[FOM] Question about theoretical physics
Arnold Neumaier
Arnold.Neumaier at univie.ac.at
Tue Feb 26 12:11:32 EST 2013
On 02/26/2013 04:56 AM, Joe Shipman wrote:
> After seeing all the replies here and on a physics discussion forum where this was cross-posted, I find no reason to change my views, which are the same as they were 20 years ago. The complete failure of "constructive quantum field theory" to provide anything that is recognizably an effective algorithm to predict results of real experiments is a scandal, and the lack of awareness of this in all of the articles and books addressed to non-physicists is another scandal. None of the literature I have checked on CQFT gives any good reason to expect that they are on the right track, and all of it tangles the physics and math together in the frustrating way almost all theoretical physicists always do, instead of describing things in a rigorous way.
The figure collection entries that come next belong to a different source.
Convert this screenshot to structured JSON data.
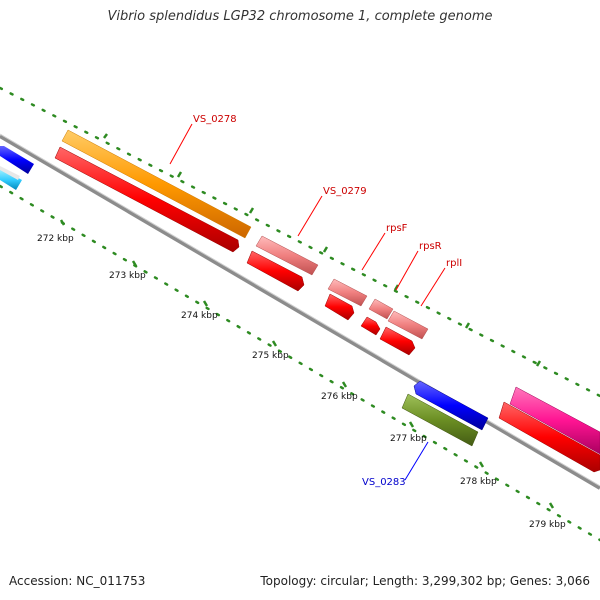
{
  "title": "Vibrio splendidus LGP32 chromosome 1, complete genome",
  "footer": {
    "accession": "Accession: NC_011753",
    "summary": "Topology: circular; Length: 3,299,302 bp; Genes: 3,066"
  },
  "ruler_ticks": [
    "272 kbp",
    "273 kbp",
    "274 kbp",
    "275 kbp",
    "276 kbp",
    "277 kbp",
    "278 kbp",
    "279 kbp"
  ],
  "gene_labels": [
    {
      "text": "VS_0278",
      "color": "#cc0000"
    },
    {
      "text": "VS_0279",
      "color": "#cc0000"
    },
    {
      "text": "rpsF",
      "color": "#cc0000"
    },
    {
      "text": "rpsR",
      "color": "#cc0000"
    },
    {
      "text": "rplI",
      "color": "#cc0000"
    },
    {
      "text": "VS_0283",
      "color": "#0000cc"
    }
  ],
  "colors": {
    "backbone": "#888888",
    "cds": "#ff0000",
    "orange_feature": "#ff9900",
    "pink_feature": "#f08080",
    "blue_feature": "#0000ff",
    "cyan_feature": "#33ccff",
    "olive_feature": "#6b8e23",
    "magenta_feature": "#ff1493",
    "tick_green": "#2e8b22"
  }
}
The purpose of constructive quantum field theory was never to find an
effective algorithm to predict results of real experiments, just as the
purpose of the theory of partial differential equations was never to
find an effective algorithm to solve partial differential equations.
Finding algorithms is the realm of numerical analysis, and there it is
done with various degrees of rigor, depending on the problem to be solved.
> Is it really too much to ask that the actual recipes that are officially supposed to be used in practice to calculate prefictions of experimental results be described in a precise algorithmic fashion, so that mathematicians who aren't theoretical physics can have a crack at them?
To complain with some measure of justice requires to know of a way how
to do it.
That no one has been able to see a way just shows how hard the problem
is. It is on par with proving or disproving the Riemann hypothesis; both
are among the seven Clay millenium problems.
> Even if a proof of convergence is too much to ask of the physicists, they ought to at least be able to describe precisely what they actually DO to generate the successive digits of, say, the prediction of the anomalous magnetic moment of the electron.
How to obtain the first order Taylor expansion is discussed in many
textbooks on quantum field theory.
How to get (in principle) the values of all coefficients of the
asymptotic series is described with full rigor, e.g., in Kreiner's work
on renormalization in terms of Hopf algebras. Finding the values
of higher and higher coefficients is essentially reduced to evaluating
lots of integrals in higher and higher dimensions. Evaluating the latter
reliably to high accuracy is itself a very difficult and time-consuming
problem.
You may as well complain about numerical analysis not being able to
evaluate complicated integrals in 100 dimensions to 12 digits of accuracy.